Their films, Les yeux ne veulent pas en tout temps se fermer ou Peut-être qu'un jour Rome se permettra de choisir à son tour (Eyes Do Not Want to Close at All Times, or, Perhaps One Day Rome Will Allow Herself to Choose in Her Turn), Moses und Aron, Dalla nube alla resistenza, Fortini-Cani, Trop tôt, trop tard (Too Early/Too Late), Klassenverhältnisse (Class Relations), intertwined with Corneille, Schönberg, Pavese, Kafka, respectively, are the sign of a profound dialogue with the reasons of history and cinema, the classical beauty of which is, today more than ever, undeniable. And it is precisely in the film based on Pavese, where the words "You are everything in the gesture you make" uttered by Nephele towards Issione, in the first of the Dialogues with Leucò, words that resonate deeply, that we find perhaps what can be considered the poetic declaration par excellence of Straub and Huillet's cinema: a human being, like Issione, is in his own actions. A precise gesture. A precise film.

During Jean-Marie Straub's last Roman years we budding critics had the opportunity to observe Straub closely, probably without ever fully grasping the importance of the man and his work. His Franco-German accent was the unmistakable sound of conversations that were deep, ruthless, and ironic. Like the time in Filmcritica's Piazza del Grillo headquarters, when he revealed that he was also interested in Robert Altman's Dr. T & the Women, taking us all by surprise. Straub was capable of gestures of timeless tenderness. Like bringing in a gift of grapes for a conversation; they would never be called interviews with him. Or when, completely by surprise, he would phone to say that "You're all right politically," because he had appreciated what I had written on Operai, contadini (Workers, Peasants). We would always listen captivated when Straub would talk about cinema, weaving threads between Ford and Stroheim and Mizoguchi. He saw very clearly, Jean-Marie Straub, he "materialized the imagination" to quote an uncanny observation by Ghezzi. "You have to respect the integrity of the space you film."   
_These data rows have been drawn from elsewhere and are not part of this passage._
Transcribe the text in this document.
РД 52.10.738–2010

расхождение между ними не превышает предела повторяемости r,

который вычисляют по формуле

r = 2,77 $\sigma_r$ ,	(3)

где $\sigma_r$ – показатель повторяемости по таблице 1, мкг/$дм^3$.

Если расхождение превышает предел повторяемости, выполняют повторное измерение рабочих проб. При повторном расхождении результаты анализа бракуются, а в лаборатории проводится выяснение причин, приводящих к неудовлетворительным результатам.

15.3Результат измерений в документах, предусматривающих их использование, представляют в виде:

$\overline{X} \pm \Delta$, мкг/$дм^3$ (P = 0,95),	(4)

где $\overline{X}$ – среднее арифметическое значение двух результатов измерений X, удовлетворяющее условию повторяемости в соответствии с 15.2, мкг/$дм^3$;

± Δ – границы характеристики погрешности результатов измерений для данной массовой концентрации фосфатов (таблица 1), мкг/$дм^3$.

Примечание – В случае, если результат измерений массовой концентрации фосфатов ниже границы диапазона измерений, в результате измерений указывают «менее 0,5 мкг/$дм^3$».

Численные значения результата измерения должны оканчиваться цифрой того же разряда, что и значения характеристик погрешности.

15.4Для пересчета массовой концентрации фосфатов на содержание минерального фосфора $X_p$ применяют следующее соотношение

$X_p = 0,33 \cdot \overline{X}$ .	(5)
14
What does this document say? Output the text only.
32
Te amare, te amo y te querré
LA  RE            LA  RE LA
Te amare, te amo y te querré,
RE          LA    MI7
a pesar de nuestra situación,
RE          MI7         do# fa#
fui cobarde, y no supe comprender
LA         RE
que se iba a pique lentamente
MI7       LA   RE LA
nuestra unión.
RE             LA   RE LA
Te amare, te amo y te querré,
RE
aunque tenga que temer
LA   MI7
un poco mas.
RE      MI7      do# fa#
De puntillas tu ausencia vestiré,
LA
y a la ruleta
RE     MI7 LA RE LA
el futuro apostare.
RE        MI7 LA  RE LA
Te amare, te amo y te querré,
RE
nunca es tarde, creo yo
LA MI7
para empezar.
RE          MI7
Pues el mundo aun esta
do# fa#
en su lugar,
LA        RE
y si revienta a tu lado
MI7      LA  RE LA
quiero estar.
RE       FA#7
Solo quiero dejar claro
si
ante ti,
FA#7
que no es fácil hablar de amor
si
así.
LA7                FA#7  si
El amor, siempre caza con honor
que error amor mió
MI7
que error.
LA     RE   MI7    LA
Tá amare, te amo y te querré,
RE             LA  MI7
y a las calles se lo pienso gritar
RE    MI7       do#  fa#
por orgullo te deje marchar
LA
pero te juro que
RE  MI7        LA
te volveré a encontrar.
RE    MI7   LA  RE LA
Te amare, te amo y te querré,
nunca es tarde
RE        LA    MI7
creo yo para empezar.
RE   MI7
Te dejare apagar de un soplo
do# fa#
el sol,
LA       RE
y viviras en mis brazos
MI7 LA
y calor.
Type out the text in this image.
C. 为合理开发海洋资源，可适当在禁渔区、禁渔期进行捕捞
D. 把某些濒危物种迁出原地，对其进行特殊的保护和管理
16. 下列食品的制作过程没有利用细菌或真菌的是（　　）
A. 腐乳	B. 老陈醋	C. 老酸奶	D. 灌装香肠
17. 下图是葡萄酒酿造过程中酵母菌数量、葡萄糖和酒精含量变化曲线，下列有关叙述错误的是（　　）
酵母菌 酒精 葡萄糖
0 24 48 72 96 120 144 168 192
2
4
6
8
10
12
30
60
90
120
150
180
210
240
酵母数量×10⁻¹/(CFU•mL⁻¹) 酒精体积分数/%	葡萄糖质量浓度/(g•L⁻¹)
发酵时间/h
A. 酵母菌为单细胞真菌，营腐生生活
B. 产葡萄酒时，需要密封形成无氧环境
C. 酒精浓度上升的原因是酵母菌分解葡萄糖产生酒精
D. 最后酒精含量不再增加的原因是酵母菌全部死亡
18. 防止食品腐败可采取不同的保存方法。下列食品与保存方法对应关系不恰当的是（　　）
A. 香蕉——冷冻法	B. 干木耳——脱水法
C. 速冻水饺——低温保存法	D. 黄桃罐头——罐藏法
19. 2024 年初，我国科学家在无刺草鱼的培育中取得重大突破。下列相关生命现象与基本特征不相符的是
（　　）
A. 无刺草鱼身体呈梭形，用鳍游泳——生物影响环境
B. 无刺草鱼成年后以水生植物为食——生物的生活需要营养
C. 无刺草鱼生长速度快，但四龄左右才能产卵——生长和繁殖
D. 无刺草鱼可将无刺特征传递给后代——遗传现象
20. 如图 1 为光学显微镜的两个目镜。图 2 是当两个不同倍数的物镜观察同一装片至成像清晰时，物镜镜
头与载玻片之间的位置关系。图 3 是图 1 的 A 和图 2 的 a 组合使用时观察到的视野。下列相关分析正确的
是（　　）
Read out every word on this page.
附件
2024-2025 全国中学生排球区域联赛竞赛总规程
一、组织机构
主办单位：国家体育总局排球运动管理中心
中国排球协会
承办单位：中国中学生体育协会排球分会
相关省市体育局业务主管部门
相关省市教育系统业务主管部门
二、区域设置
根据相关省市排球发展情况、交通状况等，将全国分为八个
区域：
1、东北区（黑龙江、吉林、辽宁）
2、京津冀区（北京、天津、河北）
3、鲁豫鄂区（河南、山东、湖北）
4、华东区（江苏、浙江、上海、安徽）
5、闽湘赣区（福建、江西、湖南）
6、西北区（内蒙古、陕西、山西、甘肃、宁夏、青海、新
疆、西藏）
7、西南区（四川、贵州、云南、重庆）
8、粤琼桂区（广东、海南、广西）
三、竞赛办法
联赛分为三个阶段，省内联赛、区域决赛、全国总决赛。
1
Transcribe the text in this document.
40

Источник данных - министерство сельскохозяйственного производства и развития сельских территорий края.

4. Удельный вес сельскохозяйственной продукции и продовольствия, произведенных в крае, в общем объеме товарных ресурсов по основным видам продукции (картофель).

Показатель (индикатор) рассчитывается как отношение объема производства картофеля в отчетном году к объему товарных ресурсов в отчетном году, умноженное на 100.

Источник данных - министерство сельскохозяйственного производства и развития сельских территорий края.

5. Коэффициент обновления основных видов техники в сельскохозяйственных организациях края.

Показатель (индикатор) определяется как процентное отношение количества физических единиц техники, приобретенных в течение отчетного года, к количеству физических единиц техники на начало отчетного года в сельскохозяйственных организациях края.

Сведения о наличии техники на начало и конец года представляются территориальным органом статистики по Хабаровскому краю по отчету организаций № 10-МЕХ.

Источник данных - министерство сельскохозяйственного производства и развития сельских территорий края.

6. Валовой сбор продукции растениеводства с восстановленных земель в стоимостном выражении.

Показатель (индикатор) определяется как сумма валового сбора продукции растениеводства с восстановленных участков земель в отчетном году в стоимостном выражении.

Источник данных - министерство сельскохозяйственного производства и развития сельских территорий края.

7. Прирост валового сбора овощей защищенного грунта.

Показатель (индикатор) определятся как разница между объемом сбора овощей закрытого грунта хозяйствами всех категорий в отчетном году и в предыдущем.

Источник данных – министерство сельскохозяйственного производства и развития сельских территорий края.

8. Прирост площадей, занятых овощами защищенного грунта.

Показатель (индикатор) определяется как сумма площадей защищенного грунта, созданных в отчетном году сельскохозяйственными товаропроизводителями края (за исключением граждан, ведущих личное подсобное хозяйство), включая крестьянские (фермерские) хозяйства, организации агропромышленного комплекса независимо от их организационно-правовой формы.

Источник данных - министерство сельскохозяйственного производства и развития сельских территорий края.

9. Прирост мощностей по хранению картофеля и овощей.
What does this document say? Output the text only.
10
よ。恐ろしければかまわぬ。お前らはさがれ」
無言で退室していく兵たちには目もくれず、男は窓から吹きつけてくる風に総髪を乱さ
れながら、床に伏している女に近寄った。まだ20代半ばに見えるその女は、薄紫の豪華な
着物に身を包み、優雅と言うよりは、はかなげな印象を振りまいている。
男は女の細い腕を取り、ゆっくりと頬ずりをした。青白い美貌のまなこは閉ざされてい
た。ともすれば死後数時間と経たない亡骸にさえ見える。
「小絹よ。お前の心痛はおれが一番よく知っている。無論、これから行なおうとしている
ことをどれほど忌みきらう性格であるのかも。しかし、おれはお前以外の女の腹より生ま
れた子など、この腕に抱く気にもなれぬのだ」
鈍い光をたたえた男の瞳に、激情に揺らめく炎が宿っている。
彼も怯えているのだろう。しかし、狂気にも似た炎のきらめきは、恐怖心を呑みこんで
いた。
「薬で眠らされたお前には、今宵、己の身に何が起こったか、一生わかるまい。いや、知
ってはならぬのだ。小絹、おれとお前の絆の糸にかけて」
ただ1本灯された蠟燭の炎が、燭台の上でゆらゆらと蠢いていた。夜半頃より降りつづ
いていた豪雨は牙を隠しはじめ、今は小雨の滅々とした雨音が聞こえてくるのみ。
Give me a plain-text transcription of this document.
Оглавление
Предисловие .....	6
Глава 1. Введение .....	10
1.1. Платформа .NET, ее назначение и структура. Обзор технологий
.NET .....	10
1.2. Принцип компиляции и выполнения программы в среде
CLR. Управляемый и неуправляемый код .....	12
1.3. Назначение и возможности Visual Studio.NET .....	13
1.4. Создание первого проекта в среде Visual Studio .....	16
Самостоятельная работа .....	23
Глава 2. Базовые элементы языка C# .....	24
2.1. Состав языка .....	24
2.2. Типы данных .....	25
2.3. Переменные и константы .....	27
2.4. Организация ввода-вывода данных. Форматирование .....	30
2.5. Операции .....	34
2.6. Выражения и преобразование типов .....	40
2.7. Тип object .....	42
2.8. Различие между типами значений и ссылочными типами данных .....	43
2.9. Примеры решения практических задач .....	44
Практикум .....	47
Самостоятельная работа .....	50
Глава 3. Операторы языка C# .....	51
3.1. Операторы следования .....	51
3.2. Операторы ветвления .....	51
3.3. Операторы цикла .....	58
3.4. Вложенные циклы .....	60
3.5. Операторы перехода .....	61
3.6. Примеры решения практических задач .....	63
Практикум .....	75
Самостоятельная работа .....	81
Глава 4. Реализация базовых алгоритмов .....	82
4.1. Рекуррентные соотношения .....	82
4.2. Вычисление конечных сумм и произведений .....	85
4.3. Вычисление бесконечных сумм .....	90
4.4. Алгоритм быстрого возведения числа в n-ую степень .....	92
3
That is why Carlo Chatrian's decision to award the Pardo d'onore Manor to Jean-Marie Straub at the 70th Locarno Film Festival was right. As was right to invite Renato Berta to present him with the Award. An unforgettable moment. Thank you, Carlo! On stage Straub quoted Hölderlin, the illness had affected but not bent him. 

Jean-Marie Straub was much more than a filmmaker. Jean-Marie Straub was the undeniable sign of a possible resistance. Of a cinema yet to be made. A cinema that has often been misunderstood, sometimes even ridiculed. Martine Marignac, on the other hand, a Premio Raimondo Rezzonico winner, the most Straubian of all, has always produced the cinema of Jean-Marie and Danièle.  

In the magnificent volume edited by Piero Spila Il cinema di Jean-Marie Straub e Danièle Huillet – Quando il verde della terra di nuovo brillerà, Straub, quoting Buñuel, says that one must continue to make films where everyone can discover that we do not live in the best of all possible worlds.   
"When you make a film, you have to give people a taste for living, for air, for wind, and for life."  
And yesterday, from Piero Spila, I get a message - Straubian - in its precision: "Jean-Marie will be missed by those who deserve him."